Eventually they reached their starting point--Bob silently pointed down at the faintly glowing bit stain from Dot's wound.

Mike: (Bob) Hee hee. That's you.

She flinched at seeing it and instinctively held her torso with her hands.

Servo: (Dot) Thanks for reminding me, you knob.

They looked at the strip stretching into infinity

Bob: (Buzz Lightyear) And beyond!
Crow: Shut up.

before them.

Mike: Of course it stretched to infinity before them, they weren't even trying to stretch to infinity.

Too drained to move another step, they simultaneously glanced back over their shoulders.

Mike: Wow, how long do you think it took them to practice glancing over their shoulders at the exact same time?

Then they saw it. Eyes widening with awe, they exchanged a glance at one another

Servo: Who else would they exchange a glance with?

as they turned slowly to face it.

Crow: Because if they quickly turned to face it, there would be enough time in this segment to reveal what "it" is and the suspense would be shot.


It was just a red-blue streak in the corner of his eye, but that was enough, and Number One was off, rising up the side of the game cube at a breathless pace.

Bob: (Number One) Quick! The new Pepsi cans are out! RUUUN!
Servo: He was running directly up a perpendicular surface?
Crow: Apparantly.

Slipping up over the lip, he spotted Hack and Slash near the center of the cube top, and they looked mighty suspicious.

Mike: The way they were maliciously loitering and everything.

One of them--he could never tell which was which, but it was the blue one--was messing about with something on the game cube surface, while the other was looking over his shoulder.

Crow: (Number One) Stop looking over my shoulder! Get yer own!

"And just what are you two doing?" Number One bellowed.

Crow: This is so racist! We were just out for a walk, okay?

Hack and Slash both jumped. Then, while Slash quickly returned to what he was doing, Hack placed himself between Slash and Number One.

"Nothing," Slash blurted. "Nothing whatsoever. Just looking around. Nice cube, isn't it? Glorious colors..."

Bob: So suddenly Slash is an art critic?
Servo: So why is the one in back carrying on the conversation?

Number One eyed them suspiciously. "Just looking around? Then what is your idiot partner up to back there?"

Crow: Baking a cake.

Hack spread his arms so as to block Number One's approach. What could be possibly be doing to a game cube, anyway?"

"You may be trying to drain its power, for one. You've been known to do that."

Mike: (Number One) You might be acting like idiots, you've been known to do that.

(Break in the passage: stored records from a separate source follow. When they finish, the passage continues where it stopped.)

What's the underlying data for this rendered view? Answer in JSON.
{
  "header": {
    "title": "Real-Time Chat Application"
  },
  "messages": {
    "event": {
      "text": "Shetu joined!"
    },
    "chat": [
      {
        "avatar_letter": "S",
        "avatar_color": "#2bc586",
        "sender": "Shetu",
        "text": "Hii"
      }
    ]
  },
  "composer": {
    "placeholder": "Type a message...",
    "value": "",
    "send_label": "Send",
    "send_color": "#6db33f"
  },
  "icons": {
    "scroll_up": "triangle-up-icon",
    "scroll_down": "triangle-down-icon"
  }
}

"Come now, officer, does it look like we could do that, really? Where is our energy vessel?"

Number One stopped.

Bob: Smoking.

He could not permit himself to admit the creep was right--

Servo: So he went into denial.

but, whatever they were doing, they could not be stealing energy with so little hardware.

Bob: It's not the size of your hardware, it's how you --
Mike: (surprised) Bob?
Servo: I think you've been hanging around with Crow too long, my friend.
Bob: (a little shocked) Yeah, I think so too. . .

"Nevertheless," he finally grumbled, "I must ask you two to leave the vicinity at once." Hack whipped around to Slash. "How is it going?" he asked urgently in a strained whisper.

Mike: David must have been going through a lot of strain as he was writing this.
Crow: Maybe he should do some deep breathing excercises or something.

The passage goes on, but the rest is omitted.